The antacids helped provide temporary relief for Dora’s heartburn, which plagued her night and day for three long years. No matter what she ate or what she drank, she could count on heartburn to soon follow.
“It didn’t matter what it was … I would eat a banana – heartburn. I would have a drink of water – heartburn,” Dora said. “It was constant.”
Seeing herself going down the same path as her mother, who lived with heartburn for 20 years before she had corrective surgery, Dora turned to the Fairfield Medical Heartburn Center. She had heard about a surgical procedure called the LINX® Reflux System that was offered at FMC, and wanted to see if she was a candidate.
“I wasn’t bothered by the idea of surgery because I knew I didn’t want to take medication for the rest of my life,” Dora said.
The LINX is a surgical device made up of a small band of magnets. Through a minimally invasive procedure, the LINX is placed around the esophagus to keep the lower esophageal sphincter closed. In people who experience reflux, the lower esophageal sphincter does not close properly, which allows acid to flow back up from the stomach.
To see if she was a good candidate for the LINX surgery, Dora had to undergo a series of tests. One of those tests required her to go without her reflux medication for a week so that her doctor could measure how many times she experienced reflux.
“On the first day, I refluxed 65 times,” Dora said. “The next day, it was 123.”
Dora’s testing showed that she not only had gastroesophageal reflux disease, or GERD, but also the beginnings of a hiatal hernia, a condition in which the stomach pushes up into the diaphragm. Both findings made her a good candidate for the LINX surgery. In April, Jeffrey Yenchar, M.D., the medical director of the Heartburn Center, performed Dora’s surgery.
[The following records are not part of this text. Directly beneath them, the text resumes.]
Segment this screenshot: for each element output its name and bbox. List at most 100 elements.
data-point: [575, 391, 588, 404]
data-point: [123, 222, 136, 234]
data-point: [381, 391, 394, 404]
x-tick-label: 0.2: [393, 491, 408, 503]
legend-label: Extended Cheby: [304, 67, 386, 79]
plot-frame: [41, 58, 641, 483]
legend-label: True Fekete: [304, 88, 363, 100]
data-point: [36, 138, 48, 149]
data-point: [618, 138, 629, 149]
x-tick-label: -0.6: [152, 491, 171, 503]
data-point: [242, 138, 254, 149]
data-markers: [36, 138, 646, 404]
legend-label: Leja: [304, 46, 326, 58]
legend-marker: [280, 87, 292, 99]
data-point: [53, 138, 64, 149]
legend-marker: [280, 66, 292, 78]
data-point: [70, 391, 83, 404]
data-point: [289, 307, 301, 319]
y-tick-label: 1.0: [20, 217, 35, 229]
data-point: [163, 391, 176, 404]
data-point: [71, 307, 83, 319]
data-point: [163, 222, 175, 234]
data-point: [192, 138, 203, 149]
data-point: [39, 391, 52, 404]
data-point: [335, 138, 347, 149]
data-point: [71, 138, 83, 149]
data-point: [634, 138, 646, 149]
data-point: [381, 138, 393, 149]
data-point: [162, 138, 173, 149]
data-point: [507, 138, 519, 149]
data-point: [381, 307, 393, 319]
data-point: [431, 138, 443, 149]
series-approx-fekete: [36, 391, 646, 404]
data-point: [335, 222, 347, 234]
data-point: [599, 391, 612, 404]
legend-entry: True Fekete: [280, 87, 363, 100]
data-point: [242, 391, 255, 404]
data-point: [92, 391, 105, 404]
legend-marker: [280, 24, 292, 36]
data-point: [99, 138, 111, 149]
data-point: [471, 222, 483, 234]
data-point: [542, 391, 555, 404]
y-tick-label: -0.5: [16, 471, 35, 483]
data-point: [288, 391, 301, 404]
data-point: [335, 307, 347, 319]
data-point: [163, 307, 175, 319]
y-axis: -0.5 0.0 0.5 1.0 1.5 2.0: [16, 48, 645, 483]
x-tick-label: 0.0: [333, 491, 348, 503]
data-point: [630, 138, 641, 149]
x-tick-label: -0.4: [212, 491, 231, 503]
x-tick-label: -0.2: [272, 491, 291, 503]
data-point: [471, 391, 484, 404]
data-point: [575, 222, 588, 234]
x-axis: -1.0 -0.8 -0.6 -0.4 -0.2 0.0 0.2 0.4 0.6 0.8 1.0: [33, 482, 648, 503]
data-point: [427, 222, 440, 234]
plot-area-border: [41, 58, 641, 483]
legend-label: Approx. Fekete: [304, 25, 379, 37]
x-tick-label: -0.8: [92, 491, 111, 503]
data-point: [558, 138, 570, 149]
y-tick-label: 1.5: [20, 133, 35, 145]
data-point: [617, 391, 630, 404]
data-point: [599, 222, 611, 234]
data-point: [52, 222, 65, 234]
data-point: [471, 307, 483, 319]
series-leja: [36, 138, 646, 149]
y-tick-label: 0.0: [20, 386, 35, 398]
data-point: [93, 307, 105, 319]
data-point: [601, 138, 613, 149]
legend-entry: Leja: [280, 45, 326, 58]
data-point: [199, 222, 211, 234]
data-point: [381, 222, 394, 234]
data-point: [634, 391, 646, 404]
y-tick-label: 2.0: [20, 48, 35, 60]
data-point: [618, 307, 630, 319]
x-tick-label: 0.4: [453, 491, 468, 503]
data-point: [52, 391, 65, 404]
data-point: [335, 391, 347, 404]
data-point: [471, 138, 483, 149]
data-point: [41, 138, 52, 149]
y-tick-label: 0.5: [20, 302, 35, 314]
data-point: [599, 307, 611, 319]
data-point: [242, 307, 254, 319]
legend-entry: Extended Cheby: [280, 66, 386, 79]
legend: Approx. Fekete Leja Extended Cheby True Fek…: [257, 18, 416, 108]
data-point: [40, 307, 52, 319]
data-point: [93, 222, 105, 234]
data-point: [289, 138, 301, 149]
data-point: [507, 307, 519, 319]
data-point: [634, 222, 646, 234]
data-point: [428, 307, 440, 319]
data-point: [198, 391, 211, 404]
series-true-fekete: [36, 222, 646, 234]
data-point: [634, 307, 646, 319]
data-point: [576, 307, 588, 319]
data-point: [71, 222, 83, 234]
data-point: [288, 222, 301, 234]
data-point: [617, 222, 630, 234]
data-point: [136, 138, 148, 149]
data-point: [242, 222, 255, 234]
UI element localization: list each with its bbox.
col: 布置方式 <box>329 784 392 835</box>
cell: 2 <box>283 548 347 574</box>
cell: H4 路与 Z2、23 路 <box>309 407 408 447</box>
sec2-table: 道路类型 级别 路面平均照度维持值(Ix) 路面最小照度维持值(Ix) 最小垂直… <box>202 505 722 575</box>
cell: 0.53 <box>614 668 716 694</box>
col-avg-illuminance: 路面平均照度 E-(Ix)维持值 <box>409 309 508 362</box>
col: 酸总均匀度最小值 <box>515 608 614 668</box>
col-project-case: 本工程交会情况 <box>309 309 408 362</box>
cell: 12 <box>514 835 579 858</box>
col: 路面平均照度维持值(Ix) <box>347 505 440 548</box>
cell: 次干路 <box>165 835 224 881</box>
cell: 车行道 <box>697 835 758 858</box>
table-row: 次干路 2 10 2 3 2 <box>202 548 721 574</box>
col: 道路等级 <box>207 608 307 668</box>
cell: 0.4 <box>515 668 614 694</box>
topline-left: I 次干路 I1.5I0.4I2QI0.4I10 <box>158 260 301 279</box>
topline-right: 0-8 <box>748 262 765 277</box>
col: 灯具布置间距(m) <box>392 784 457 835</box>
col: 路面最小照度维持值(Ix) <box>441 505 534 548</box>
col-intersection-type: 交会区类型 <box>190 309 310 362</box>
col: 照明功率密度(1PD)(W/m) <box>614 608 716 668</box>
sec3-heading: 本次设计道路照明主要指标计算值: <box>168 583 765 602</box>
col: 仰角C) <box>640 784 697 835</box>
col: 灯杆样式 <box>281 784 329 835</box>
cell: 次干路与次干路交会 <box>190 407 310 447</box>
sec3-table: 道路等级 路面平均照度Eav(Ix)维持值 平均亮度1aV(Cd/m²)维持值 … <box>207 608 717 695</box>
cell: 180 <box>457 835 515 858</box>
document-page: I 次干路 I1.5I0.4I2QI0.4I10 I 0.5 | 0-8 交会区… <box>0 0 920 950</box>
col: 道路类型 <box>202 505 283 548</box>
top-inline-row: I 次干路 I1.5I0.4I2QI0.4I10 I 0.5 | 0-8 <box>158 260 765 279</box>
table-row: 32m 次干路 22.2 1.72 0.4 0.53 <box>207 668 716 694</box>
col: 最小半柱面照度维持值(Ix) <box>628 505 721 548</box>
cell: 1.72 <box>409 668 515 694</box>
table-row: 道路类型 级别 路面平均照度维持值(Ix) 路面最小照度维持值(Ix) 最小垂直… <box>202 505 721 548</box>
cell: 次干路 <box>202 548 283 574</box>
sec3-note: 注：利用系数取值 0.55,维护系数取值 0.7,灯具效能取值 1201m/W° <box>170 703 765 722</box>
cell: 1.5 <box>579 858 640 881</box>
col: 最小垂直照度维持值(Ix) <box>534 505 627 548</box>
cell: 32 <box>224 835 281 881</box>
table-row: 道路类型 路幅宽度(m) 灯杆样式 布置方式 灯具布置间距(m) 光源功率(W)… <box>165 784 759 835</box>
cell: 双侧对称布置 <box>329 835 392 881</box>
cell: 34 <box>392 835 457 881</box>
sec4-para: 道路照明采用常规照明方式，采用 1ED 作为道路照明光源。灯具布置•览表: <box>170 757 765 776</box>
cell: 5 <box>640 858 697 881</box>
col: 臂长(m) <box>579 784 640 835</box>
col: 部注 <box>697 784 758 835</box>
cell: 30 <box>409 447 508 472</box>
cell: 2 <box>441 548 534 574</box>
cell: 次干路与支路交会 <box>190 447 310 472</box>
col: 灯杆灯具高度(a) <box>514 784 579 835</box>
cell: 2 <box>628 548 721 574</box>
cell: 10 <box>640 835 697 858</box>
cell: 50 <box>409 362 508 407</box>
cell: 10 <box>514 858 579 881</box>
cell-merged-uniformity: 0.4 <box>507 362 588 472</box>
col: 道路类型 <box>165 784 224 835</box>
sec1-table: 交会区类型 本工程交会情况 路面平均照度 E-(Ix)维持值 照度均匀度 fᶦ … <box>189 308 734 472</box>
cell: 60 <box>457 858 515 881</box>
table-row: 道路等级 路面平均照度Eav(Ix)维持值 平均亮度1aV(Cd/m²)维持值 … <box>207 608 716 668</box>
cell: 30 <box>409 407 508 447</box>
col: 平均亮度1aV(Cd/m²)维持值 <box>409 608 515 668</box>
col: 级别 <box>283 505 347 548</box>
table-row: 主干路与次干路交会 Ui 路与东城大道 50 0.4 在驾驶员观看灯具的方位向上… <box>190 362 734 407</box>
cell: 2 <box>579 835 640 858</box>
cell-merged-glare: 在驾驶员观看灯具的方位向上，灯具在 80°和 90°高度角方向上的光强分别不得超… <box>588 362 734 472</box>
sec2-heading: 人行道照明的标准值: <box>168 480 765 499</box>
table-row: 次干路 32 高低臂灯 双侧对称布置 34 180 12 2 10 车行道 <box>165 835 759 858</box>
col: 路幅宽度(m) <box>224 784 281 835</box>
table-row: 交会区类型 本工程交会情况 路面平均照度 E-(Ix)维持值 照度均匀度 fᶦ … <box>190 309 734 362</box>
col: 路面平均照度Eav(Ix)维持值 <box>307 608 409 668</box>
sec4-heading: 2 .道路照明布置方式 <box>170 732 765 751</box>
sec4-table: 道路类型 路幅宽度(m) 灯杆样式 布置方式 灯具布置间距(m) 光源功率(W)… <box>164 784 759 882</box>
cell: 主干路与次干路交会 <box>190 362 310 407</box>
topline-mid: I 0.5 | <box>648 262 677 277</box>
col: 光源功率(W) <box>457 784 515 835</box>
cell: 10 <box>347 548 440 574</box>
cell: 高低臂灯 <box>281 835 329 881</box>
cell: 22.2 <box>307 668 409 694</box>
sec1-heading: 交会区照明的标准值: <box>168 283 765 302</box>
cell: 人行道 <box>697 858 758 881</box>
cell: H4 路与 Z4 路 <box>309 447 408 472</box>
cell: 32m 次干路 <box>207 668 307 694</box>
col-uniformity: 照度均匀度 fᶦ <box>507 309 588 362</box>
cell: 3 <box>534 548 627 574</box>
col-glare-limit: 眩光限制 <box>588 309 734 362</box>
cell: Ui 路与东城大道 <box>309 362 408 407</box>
Within days, Dora was no longer experiencing reflux.
“I can eat any time and I can eat anything,” she said. “It’s like when I was young and didn’t have any of those troubles.”
She added that it feels great to finally stop taking medication after so many years – and she’s found a new home for her stash of antacids.
“I’ve combined them into three containers and I’m giving them to my friend with heartburn,” Dora said. “I’m going to tell her, ‘Now you can use these, but what you really need to do is check into the surgery.’ I would recommend the LINX to anyone.”
The LINX is a small, flexible band of magnets enclosed in titanium beads that is surgically placed around the esophagus, just above the stomach. The magnetic attraction between the beads helps keep the weak lower esophageal sphincter closed to prevent acid and bile from flowing back from the stomach into the esophagus. The LINX is the only FDA-approved device for the treatment of gastroesophageal disease, or GERD, which affects one in five U.S. adults. Fairfield Medical Center is one of only three hospitals in Ohio to offer this treatment.